Extrapolation can be a very dangerous word. It can lead us down very misleading and potentially destructive paths. For instance, the Congressional Budget Office (CBO) often extrapolates projected budgets from recent data – we all know how accurate their predictive ability can be. It is a dangerous and common mistake to do this when analyzing a company’s financials. I have made this mistake many times much to my regret.

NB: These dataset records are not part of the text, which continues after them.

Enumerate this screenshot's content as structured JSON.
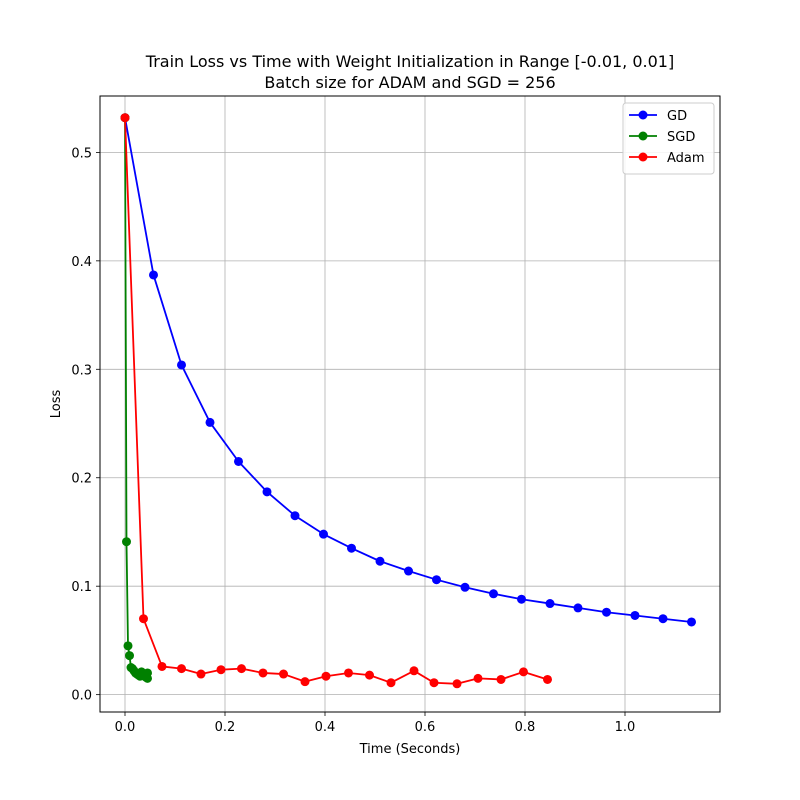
{
  "chart_data": {
    "type": "line",
    "title": "Train Loss vs Time with Weight Initialization in Range [-0.01, 0.01]",
    "subtitle": "Batch size for ADAM and SGD = 256",
    "xlabel": "Time (Seconds)",
    "ylabel": "Loss",
    "xlim": [
      -0.05,
      1.19
    ],
    "ylim": [
      -0.016,
      0.552
    ],
    "xticks": [
      0.0,
      0.2,
      0.4,
      0.6,
      0.8,
      1.0
    ],
    "xtick_labels": [
      "0.0",
      "0.2",
      "0.4",
      "0.6",
      "0.8",
      "1.0"
    ],
    "yticks": [
      0.0,
      0.1,
      0.2,
      0.3,
      0.4,
      0.5
    ],
    "ytick_labels": [
      "0.0",
      "0.1",
      "0.2",
      "0.3",
      "0.4",
      "0.5"
    ],
    "grid": true,
    "legend_position": "top-right",
    "series": [
      {
        "name": "GD",
        "color": "#0000ff",
        "x": [
          0.0,
          0.057,
          0.113,
          0.17,
          0.227,
          0.284,
          0.34,
          0.397,
          0.453,
          0.51,
          0.567,
          0.623,
          0.68,
          0.737,
          0.793,
          0.85,
          0.906,
          0.963,
          1.02,
          1.076,
          1.133
        ],
        "y": [
          0.532,
          0.387,
          0.304,
          0.251,
          0.215,
          0.187,
          0.165,
          0.148,
          0.135,
          0.123,
          0.114,
          0.106,
          0.099,
          0.093,
          0.088,
          0.084,
          0.08,
          0.076,
          0.073,
          0.07,
          0.067
        ]
      },
      {
        "name": "SGD",
        "color": "#008000",
        "x": [
          0.0,
          0.003,
          0.006,
          0.009,
          0.012,
          0.015,
          0.018,
          0.021,
          0.024,
          0.027,
          0.03,
          0.033,
          0.036,
          0.039,
          0.042,
          0.045,
          0.045
        ],
        "y": [
          0.532,
          0.141,
          0.045,
          0.036,
          0.025,
          0.024,
          0.022,
          0.02,
          0.019,
          0.018,
          0.017,
          0.021,
          0.018,
          0.017,
          0.016,
          0.015,
          0.02
        ]
      },
      {
        "name": "Adam",
        "color": "#ff0000",
        "x": [
          0.0,
          0.037,
          0.074,
          0.113,
          0.152,
          0.192,
          0.233,
          0.276,
          0.317,
          0.36,
          0.402,
          0.447,
          0.489,
          0.532,
          0.578,
          0.618,
          0.664,
          0.706,
          0.752,
          0.797,
          0.845
        ],
        "y": [
          0.532,
          0.07,
          0.026,
          0.024,
          0.019,
          0.023,
          0.024,
          0.02,
          0.019,
          0.012,
          0.017,
          0.02,
          0.018,
          0.011,
          0.022,
          0.011,
          0.01,
          0.015,
          0.014,
          0.021,
          0.014
        ]
      }
    ]
  }
}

I use Google to illustrate this point. As most of us know, Google is the poster child for free cash flow. It’s a tremendous business with an incredible model. Think about it – the company holds a dominant market share in a rapidly growing industry that requires very little capital investment to grow. This is a text book formula for generating tons of cash. Anyway, there was an interesting article in Barron’s this past issue discussing the attractive opportunity for investment. I agreed with the premise of the article with one small exception. There was a reference to the fact that GOOG was generating approximately $27 per share in free cash. This number isn’t hard to calculate – see the statement of cash flow below. The company generated $9.3 billion in cash from operations minus $800 million in capital expenditures. This number ($8.5 billion) divided by 319 million shares outstanding gives us $27 per share. At a recent market quote of $477, the stock is trading at 17.6X FCF. This is not outrageous. My exception to this point is – will this be sustainable?
Statement of Cash Flow:
|Period End Date||12/31/2009||12/31/2008||12/31/2007||12/31/2006||12/31/2005|
|Period Length||12 Months||12 Months||12 Months||12 Months||12 Months|
|Stmt Source Date||02/12/2010||02/13/2009||02/15/2008||03/01/2007||03/16/2006|
|Stmt Update Type||Updated||Updated||Updated||Updated||Updated|
|Net Income/Starting Line||6,520.45||4,226.86||4,203.72||3,077.45||1,465.4|
|Changes in Working Capital||465.72||295.32||278.8||43.96||43.74|
|Cash from Operating Activities||9,316.2||7,852.86||5,775.41||3,580.51||2,459.42|
|Other Investing Cash Flow Items, Total||-7,209.32||-2,960.96||-1,278.75||-4,996.35||-2,505.16|
|Cash from Investing Activities||-8,019.21||-5,319.42||-3,681.59||-6,899.15||-3,358.19|
|Financing Cash Flow Items||90.27||159.09||379.21||581.73||0.0|
|Issuance (Retirement) of Stock, Net||143.14||-71.52||23.86||2,384.67||4,372.26|
|Issuance (Retirement) of Debt, Net||0.0||0.0||0.0||0.0||-1.43|
|Cash from Financing Activities||233.41||87.57||403.07||2,966.4||4,370.83|
|Foreign Exchange Effects||10.51||-45.92||40.03||19.74||-21.76|
|Net Change in Cash||1,540.92||2,575.08||2,536.92||-332.5||3,450.3|
There two issues in which to be aware when drawing conclusions from the financial statement above. First, the most recent year’s cash flow number may be the exception rather than the rule. Notice the sharp drop off in capital expenditures from 2008 to 2009. This has a dramatic effect on free cash flow. This might be a good cap exp level to use in the future, but it definitely requires further scrutiny. Secondly, there issue a more subtle issue happening with Google’s future strategy. They are relying more and more on acquisitions into new spaces. They have tons of cash to spend, so it isn’t one of available capital. But this new strategy directly impacts cash flow. If a company is making acquisitions every year, I subtract that number from free cash to arrive at an adjusted cash flow number. For instance, If GOOG generated $8.5 billion in cash but spent $2 billion on acquisitions; I’ll use $6.5 b as the adjusted FCF number. So in this case, the text book definition of cash flow may be overstated.
I actually find Google to be a potentially attractive investment. Even after the adjustment, they still throw off tons of cash. But basing valuation on one year’s results may lead you down the wrong path.